The influence of crosslinkers and magnetic particle distribution along the filament backbone on the magnetic properties of supracolloidal linear polymer-like chains

TL;DR

This study uses Langevin dynamics simulations to explore how different crosslinking methods and magnetic particle arrangements affect the magnetic response of supracolloidal polymer-like chains, revealing that decoupling dipole rotation reduces magnetic influence.

Contribution

It provides new insights into how crosslinking types and magnetic particle distribution influence the magnetic behavior of supracolloidal polymers.

Findings

Decoupling dipole rotation from the backbone diminishes magnetic response.

Crosslinking type significantly affects magnetic properties.

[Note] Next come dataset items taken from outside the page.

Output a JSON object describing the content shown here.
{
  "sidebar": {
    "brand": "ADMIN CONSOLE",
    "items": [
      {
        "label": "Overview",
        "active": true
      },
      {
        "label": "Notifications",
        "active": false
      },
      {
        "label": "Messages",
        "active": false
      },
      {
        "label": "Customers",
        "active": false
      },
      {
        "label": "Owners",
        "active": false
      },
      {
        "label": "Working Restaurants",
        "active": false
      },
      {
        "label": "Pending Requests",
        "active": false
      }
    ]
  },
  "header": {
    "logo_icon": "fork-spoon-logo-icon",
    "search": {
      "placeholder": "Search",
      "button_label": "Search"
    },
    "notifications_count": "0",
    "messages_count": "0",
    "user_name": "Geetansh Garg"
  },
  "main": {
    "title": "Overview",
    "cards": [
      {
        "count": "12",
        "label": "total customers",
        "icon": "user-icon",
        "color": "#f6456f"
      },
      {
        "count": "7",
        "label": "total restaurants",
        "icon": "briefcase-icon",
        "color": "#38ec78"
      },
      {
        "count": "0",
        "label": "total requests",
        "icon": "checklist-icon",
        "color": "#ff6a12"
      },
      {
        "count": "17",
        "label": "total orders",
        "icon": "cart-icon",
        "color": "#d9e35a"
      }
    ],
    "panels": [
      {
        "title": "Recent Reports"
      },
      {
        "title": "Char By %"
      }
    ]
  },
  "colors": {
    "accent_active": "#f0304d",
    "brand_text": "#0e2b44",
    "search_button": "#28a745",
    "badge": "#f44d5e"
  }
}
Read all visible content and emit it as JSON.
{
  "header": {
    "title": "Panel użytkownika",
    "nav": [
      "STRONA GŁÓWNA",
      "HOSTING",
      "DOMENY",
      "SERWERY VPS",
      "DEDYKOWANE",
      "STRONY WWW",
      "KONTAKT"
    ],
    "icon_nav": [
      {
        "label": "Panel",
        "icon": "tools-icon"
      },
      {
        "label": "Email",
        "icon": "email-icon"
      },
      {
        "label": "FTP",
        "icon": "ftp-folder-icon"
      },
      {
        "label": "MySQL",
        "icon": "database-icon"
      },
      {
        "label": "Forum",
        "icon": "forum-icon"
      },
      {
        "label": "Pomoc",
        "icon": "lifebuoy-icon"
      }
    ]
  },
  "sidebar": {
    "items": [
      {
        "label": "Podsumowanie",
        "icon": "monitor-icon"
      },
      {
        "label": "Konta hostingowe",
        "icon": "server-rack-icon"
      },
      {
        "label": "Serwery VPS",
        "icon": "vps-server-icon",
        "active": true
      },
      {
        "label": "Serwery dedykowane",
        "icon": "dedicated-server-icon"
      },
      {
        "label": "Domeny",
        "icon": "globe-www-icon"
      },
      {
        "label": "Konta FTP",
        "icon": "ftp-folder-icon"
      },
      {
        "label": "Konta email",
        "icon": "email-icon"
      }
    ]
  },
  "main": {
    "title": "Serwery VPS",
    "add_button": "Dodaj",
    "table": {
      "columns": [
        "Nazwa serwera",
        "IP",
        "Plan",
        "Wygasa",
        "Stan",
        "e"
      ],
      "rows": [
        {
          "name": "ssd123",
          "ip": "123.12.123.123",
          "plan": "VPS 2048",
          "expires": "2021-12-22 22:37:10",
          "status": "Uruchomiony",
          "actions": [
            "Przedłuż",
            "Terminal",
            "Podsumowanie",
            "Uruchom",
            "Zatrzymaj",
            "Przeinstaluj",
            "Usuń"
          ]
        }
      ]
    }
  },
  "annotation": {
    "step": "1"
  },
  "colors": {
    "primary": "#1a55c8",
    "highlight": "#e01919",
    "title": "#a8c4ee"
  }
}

Magnetic particle distribution alters the filament's response to magnetic fields.

Abstract

Diverse polymer crosslinking techniques allow the synthesis of linear polymer-like structures whose monomers are colloidal particles. In the case where all or part of these colloidal particles are magnetic, one can control the behaviour of these supracolloidal polymers, known as magnetic filaments (MFs), by applied magnetic fields. However, the response of MFs strongly depends on the crosslinking procedure. In the present study, we employ Langevin dynamics simulations to investigate the influence of the type of crosslinking and the distribution of magnetic particles within MFs on their response to an external magnetic field. We found that if the rotation of the dipole moment of particles is not coupled to the backbone of the filament, the impact of the magnetic content is strongly decreased.